East End members are:
Gaku (MC) (, born October 10, 1970)
ROCK-Tee (DJ) (, born December 8, 1970)
Yoggy (DJ) (, born May 5, 1970).

History

Members Gaku and Yoggy were friends in high school, initially bonding over a mutual interest in breakdancing. In their second year of high school, the duo participated in rap contests as "Funky New Style." They became acquainted with future member ROCK-Tee at one of these events. Later, when entering college, Gaku ran into ROCK-Tee, and informally organized East End. East End’s first live performance was at an event called “Peace Ball,” in 1990. Many acts that are still famous in Japan today were in attendance, including DJ Honda, DJ Krush, Boy-Ken, DJ Yas, and others. East End continued as an independent act, and released their debut studio album Beginning of the End in 1992, but garnered little mainstream attention. In 1994, the group released the EP denim-ed soul, accompanied by the single “Da.Yo.Ne.” The album and single featured Yuri Ichii, together under the new collaborative name EAST END x YURI. Initially sales were modest, but in the following year, "Da.Yo.Ne" attracted a large audience through radio play across Japan. It is speculated that it reached major radio stations because of its promotion through Tower Records in Hokkaido. 

Essentially a one hit wonder, East End continued to release singles but were unable to maintain an audience. In 2003, after a brief hiatus, East End released Kokoroe, a new album featuring some of the forefathers of Japanese hip hop (namely Rip Slyme, Rhymester, and Crazy-A) and attracted press attention, but failed to reenter the cultural mainstream.

East End were at first skeptical about collaborating with Yuri, an idol from the group Tokyo Performance Doll.  Yuri, being a woman, posed a possible threat to their careers since women did not frequent the hip hop scene in Japan.  Female singers were more commonly associated with pop songs and “cute” acts.  The fact that Yuri was a woman, however, was very beneficial for the group in the end.  She gave them a second chance in the recording industry after their first album did not sell as much as the producers wanted.  Having a pop star on their side then allowed East End to continue recording, a chance that the group might not have had without her.

"Da.Yo.Ne."

The group's first major single, "Da.Yo.Ne," sold 912,010 copies in 1995, reaching #7 on the weekly Oricon charts and remaining on the chart for thirty-nine weeks. 
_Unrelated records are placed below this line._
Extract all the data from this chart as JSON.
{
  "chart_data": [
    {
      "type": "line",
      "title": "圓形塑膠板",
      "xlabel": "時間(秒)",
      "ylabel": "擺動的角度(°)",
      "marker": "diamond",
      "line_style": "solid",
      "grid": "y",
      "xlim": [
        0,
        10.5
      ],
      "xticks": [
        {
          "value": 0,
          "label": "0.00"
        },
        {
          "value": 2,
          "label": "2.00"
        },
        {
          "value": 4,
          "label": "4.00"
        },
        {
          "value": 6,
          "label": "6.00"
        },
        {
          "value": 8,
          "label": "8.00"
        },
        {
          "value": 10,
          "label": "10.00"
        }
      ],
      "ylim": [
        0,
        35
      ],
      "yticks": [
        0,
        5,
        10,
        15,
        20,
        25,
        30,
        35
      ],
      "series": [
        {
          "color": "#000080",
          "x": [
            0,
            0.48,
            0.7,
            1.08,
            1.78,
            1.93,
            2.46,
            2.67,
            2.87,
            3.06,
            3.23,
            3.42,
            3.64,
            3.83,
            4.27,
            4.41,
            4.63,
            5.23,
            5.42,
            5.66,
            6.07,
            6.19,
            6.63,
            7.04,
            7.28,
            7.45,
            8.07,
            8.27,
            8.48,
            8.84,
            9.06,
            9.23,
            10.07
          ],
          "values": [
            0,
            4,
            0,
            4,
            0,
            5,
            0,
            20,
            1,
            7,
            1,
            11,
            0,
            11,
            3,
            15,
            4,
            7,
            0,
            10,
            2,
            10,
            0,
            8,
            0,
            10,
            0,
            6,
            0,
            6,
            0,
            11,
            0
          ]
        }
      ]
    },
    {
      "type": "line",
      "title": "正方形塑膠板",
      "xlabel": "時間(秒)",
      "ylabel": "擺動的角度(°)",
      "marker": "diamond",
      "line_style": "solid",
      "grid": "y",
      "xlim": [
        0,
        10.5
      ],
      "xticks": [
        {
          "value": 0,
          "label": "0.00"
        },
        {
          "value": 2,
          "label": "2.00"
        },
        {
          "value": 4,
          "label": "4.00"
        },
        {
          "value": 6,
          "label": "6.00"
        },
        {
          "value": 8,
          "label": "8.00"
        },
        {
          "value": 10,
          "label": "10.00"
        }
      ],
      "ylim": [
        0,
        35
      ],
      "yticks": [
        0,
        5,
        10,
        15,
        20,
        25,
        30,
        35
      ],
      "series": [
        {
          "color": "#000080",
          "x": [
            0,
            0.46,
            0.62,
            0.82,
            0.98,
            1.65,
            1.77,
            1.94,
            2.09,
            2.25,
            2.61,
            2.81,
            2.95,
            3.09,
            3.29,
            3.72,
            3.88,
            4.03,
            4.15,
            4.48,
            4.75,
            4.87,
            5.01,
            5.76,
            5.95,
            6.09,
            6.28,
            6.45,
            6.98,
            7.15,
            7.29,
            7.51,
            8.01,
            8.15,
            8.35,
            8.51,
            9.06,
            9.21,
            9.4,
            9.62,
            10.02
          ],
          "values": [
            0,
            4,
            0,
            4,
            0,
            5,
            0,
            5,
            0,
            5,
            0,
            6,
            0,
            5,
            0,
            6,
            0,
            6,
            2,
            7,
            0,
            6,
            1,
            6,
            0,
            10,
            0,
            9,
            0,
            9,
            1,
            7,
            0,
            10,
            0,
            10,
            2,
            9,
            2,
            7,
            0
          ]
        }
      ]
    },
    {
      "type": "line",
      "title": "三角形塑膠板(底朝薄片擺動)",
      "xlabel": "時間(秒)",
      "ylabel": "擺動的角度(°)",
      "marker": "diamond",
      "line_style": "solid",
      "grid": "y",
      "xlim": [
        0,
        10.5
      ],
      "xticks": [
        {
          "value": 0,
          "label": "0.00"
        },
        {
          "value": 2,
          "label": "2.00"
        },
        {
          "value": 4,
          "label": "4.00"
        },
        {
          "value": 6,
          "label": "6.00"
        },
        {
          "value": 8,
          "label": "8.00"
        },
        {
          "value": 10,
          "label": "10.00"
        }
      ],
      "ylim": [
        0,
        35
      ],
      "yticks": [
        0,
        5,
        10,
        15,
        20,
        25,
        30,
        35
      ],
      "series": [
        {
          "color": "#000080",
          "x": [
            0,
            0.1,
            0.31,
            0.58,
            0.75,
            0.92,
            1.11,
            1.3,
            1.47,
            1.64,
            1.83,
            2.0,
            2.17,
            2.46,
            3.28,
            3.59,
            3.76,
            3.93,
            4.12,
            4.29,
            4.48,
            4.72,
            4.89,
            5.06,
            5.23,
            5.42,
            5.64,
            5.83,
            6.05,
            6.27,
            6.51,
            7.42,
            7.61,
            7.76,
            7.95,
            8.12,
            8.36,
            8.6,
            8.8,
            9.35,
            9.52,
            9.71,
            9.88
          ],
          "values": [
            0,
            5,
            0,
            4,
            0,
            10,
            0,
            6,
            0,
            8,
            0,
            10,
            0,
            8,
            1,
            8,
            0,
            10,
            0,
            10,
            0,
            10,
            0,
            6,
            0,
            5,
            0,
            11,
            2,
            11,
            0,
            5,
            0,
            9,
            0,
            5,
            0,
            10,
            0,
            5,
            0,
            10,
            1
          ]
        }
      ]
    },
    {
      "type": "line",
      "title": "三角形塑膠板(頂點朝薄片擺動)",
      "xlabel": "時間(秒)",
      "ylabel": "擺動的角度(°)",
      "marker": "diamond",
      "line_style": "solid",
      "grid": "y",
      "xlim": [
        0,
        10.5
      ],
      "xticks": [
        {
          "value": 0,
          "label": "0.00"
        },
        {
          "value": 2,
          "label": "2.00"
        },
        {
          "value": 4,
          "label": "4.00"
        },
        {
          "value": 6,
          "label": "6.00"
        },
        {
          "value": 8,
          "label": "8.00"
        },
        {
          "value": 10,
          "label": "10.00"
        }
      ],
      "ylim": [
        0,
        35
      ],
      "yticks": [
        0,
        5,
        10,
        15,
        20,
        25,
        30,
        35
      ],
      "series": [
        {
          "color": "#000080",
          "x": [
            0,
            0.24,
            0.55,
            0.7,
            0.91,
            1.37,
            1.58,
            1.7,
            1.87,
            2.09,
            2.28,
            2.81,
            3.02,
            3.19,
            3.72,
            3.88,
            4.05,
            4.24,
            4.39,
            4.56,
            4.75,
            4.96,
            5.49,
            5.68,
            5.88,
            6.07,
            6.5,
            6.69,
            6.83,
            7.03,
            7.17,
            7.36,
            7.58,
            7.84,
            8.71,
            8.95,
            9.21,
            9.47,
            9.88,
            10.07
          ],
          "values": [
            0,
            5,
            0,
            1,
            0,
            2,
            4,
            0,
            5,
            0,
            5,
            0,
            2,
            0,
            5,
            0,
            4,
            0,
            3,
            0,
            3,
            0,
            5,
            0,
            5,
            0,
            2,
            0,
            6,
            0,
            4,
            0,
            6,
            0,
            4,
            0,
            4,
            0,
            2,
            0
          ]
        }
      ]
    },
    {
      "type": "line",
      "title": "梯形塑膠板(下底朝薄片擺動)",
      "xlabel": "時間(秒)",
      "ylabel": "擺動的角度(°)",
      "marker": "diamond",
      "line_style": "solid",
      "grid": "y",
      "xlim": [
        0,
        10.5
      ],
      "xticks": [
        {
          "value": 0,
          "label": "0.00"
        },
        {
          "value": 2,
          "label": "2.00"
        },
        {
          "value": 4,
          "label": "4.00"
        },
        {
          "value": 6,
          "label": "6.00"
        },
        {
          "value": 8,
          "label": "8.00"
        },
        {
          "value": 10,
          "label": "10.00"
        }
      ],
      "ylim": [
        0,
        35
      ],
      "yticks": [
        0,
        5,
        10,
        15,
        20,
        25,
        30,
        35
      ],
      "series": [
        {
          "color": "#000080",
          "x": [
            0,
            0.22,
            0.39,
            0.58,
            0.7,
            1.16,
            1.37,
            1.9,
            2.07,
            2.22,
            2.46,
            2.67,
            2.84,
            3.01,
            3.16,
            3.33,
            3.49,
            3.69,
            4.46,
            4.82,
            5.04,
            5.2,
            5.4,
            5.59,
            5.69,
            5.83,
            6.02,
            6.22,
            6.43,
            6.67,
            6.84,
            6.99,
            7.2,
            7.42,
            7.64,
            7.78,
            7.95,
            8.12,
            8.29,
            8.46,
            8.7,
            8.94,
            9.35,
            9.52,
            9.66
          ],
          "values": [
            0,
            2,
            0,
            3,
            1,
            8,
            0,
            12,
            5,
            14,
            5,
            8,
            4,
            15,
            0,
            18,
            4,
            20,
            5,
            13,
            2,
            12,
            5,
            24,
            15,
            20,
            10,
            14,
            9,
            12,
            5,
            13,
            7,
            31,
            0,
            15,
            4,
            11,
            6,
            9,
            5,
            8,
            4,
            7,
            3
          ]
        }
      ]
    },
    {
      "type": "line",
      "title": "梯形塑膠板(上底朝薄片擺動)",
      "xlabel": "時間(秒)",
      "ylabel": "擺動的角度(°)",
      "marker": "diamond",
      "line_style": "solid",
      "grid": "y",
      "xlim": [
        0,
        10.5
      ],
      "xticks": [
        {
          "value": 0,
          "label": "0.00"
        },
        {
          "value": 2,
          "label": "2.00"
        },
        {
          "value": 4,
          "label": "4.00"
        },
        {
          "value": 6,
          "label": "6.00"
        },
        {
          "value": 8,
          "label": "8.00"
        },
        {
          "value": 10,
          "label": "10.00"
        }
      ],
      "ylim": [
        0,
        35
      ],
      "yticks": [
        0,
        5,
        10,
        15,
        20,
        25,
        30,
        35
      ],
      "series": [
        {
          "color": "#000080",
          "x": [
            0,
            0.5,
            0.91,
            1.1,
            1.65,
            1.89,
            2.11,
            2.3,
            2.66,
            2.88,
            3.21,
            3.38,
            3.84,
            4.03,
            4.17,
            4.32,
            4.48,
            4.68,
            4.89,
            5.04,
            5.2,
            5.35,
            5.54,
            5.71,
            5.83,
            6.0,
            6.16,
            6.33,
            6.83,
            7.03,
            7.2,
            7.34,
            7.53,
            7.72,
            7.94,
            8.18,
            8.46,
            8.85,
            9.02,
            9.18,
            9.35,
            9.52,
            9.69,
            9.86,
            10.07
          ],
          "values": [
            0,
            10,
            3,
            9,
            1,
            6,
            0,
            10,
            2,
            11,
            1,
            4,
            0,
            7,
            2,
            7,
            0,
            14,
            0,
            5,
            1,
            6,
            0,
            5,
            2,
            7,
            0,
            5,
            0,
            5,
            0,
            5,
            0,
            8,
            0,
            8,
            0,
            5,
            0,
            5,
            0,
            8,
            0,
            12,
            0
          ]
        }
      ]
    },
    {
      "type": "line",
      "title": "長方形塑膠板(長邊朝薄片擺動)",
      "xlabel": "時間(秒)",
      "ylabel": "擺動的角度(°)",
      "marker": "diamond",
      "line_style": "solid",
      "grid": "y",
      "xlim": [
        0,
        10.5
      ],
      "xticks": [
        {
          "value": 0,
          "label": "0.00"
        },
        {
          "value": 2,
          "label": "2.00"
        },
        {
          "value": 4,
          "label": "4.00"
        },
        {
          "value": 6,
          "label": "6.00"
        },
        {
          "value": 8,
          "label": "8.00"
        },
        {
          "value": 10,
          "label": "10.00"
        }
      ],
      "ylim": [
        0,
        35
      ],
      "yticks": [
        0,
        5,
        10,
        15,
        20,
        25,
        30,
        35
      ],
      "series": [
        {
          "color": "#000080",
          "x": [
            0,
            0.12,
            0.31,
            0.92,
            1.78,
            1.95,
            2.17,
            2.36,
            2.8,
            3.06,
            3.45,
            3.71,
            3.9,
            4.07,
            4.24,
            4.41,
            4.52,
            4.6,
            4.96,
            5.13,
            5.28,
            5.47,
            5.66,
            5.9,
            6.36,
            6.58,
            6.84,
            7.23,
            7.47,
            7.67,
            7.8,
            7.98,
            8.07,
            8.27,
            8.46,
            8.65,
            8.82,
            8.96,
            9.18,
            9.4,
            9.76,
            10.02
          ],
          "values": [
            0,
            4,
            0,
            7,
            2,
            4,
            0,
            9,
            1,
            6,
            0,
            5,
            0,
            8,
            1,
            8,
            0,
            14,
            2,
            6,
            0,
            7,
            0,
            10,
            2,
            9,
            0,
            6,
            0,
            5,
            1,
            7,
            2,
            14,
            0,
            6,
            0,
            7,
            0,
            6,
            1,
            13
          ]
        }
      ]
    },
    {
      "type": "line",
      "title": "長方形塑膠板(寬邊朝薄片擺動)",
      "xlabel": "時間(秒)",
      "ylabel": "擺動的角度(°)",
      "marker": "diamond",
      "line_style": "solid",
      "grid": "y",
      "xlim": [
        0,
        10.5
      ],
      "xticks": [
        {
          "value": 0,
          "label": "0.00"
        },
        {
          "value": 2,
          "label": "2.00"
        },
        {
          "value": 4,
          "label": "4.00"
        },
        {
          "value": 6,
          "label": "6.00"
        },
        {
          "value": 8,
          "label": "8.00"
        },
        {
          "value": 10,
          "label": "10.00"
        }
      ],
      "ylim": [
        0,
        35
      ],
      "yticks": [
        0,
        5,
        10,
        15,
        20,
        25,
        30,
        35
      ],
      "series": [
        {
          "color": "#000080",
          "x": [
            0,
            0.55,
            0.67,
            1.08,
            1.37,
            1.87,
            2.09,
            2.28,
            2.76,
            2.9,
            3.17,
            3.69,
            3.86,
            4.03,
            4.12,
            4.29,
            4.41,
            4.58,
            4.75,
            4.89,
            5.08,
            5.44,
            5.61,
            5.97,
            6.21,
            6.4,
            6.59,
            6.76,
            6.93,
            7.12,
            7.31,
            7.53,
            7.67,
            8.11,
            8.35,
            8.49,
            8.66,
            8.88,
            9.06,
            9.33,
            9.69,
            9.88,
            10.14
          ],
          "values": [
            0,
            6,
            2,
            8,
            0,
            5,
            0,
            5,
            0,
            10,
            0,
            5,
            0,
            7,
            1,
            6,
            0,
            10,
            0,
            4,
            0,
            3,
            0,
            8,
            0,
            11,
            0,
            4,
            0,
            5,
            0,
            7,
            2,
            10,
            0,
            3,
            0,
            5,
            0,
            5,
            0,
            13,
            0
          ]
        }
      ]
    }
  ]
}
The phrase "da yo ne" is informal Japanese, mainly used in Tokyo (and eastern Japan, more broadly). Because of this, several other versions of this song were recorded under the names West End × Yuki, North End × Mai, North East End × Mai (and others) which included local versions of the phrase, “So.Ya.Na.,” “Da.Be.Sa.,” and “Da.Cha.Ne.” respectively. A compilation album of these variations, titled Da. Yo. Ne. Local Version Ominbus, was released in 1995.

Although lasting only as a memory for many Japanese people, the song “Da.Yo.Ne.” helped spark the hip hop movement in Japan.

The song contains a sample of “Turn Your Love Around” by George Benson and a sample of “The Show” by Doug E. Fresh.